Pembangunan nasional mencakup semua
dimensi dan aspek kehidupan termasuk perkembangan kependudukan dan pembangunan
keluarga untu kmewujudkan masyarakat adil dan makmur yang dilaksanakan berdasarkan Pancasila dan
Undang-Undang Dasar Negara Republik Indonesia Tahun 1945.

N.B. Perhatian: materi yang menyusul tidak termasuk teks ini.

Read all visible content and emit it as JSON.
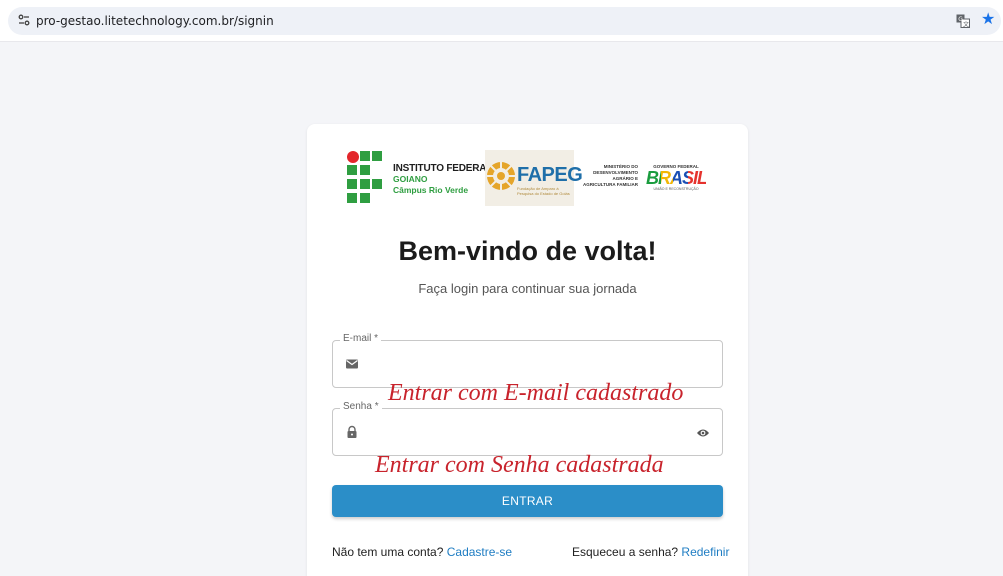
{
  "browser": {
    "url": "pro-gestao.litetechnology.com.br/signin",
    "site_info_icon": "tune-icon",
    "translate_icon": "translate-icon",
    "bookmark_icon": "star-icon"
  },
  "logos": {
    "if_title": "INSTITUTO FEDERAL",
    "if_line2": "GOIANO",
    "if_line3": "Câmpus Rio Verde",
    "fapeg": "FAPEG",
    "fapeg_sub": "Fundação de Amparo à Pesquisa do Estado de Goiás",
    "ministerio": "MINISTÉRIO DO DESENVOLVIMENTO AGRÁRIO E AGRICULTURA FAMILIAR",
    "gov_top": "GOVERNO FEDERAL",
    "gov_word": "BRASIL",
    "gov_bottom": "UNIÃO E RECONSTRUÇÃO"
  },
  "login": {
    "heading": "Bem-vindo de volta!",
    "subheading": "Faça login para continuar sua jornada",
    "email_label": "E-mail *",
    "email_value": "",
    "senha_label": "Senha *",
    "senha_value": "",
    "email_annotation": "Entrar com E-mail cadastrado",
    "senha_annotation": "Entrar com Senha cadastrada",
    "enter_button": "ENTRAR",
    "no_account": "Não tem uma conta? ",
    "register_link": "Cadastre-se",
    "forgot": "Esqueceu a senha? ",
    "reset_link": "Redefinir"
  },
  "colors": {
    "primary": "#2b8ec8",
    "link": "#1f7dc3",
    "annotation": "#c8232c",
    "if_green": "#2f9e41",
    "if_red": "#e3262b"
  }
}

Penduduk sebagai modal dasar dan faktor
dominan pembangunan harus menjadi titik
sentral dalam pembangunan berkelanjutan karena jumlah penduduk
yang besar dengan kualitas rendah dan pertumbuhan yang cepat akan memperlambat
tercapainya kondisi yang ideal antara kuantitas dan kualitas penduduk dengan daya dukung dan
daya tampung lingkungan.
Keberhasilan
dalam mewujudkan pertumbuhan penduduk yang seimbang mengembangkan kualitas penduduk serta keluarga akan memperbaiki
segala aspek dan dimensi pembangunan
dan kehidupan masyarakat untuk lebih maju, mandiri, dan dapat berdampingan dengan bangsa lain dan dapat mempercepat
terwujudnya pembangunan berkelanjutan. Mewujudkan pertumbuhan penduduk
yang seimbang dan keluarga berkualitas
dilakukan upaya pengendalian angka kelahiran dan penurunan angka kematian, pengarahan
mobilitas penduduk, pengembangan kualitas penduduk pada seluruh
dimensinya, peningkatan ketahanan dan kesejahteraan keluarga, penyiapan dan
pengaturan perkawinan serta kehamilan sehingga penduduk
menjadi sumber daya manusia yang tangguh bagi
pembangunan dan ketahanan nasional,serta mampu bersaing dengan bangsa lain, dan dapat menikmati hasil pembangunan secara adil dan merata.
Permasalahan
yang terjadi di Prpovinsi Lampung termasuk Kab/Kota se-Provinsi Lampung akibat
dari kebijakan tersebut secara umum bahwa Provinsi Lampung dilihat dari Indeks
Pembangunan Manusia (IPM) pada tahun 2016 berdasarkan hasil Statistik Sosial,
Lampung baru mencapai 67,65dan jika dibandingkan dengan IPM Nasional tahun 2016
yang sudah mencapai 70,18, yang artinya Provinsi Lampung masih tertinggal 2,53
poin, dengan perbedaan ini Provinsi Lampung harus memacu untuk mengejar
ketertinggalan tersebut. SDGs (Sustainable Development Goals) atau Tujuan
Pembangunan Berkelanjutan (TPB) yang
merupakan kesepakatan pembangunan baru yang mendorong perubahan-perubahan yang
bergeser kearah pembangunan berkelanjutan dan berdasarkan pada hak asasi
manusia dan kesetaraan untuk mendorong pembangunan sosial, ekonomi dan lingkungan
hidup yang dilakukan dengan prinsip universal, integrasi dan inklusif untuk
meyakinkan bahwa tidak seorangpun yang terlewatkan.
Indikator
SDGs terdiri dari 17 tujuan, 169 target dan
240 Indikator dalam rangka melanjutkan upaya dan pencapaian Millennium
Development Goals (MDGs) yang berahir pada tahun 2015 yang lalu. Program PBB
tentang SDGs di Indonesia ini pertama
diluncurkan di Provinsi Lampung Tahun 2017 (31 Oktober 2017 di Swiss Bellhotel)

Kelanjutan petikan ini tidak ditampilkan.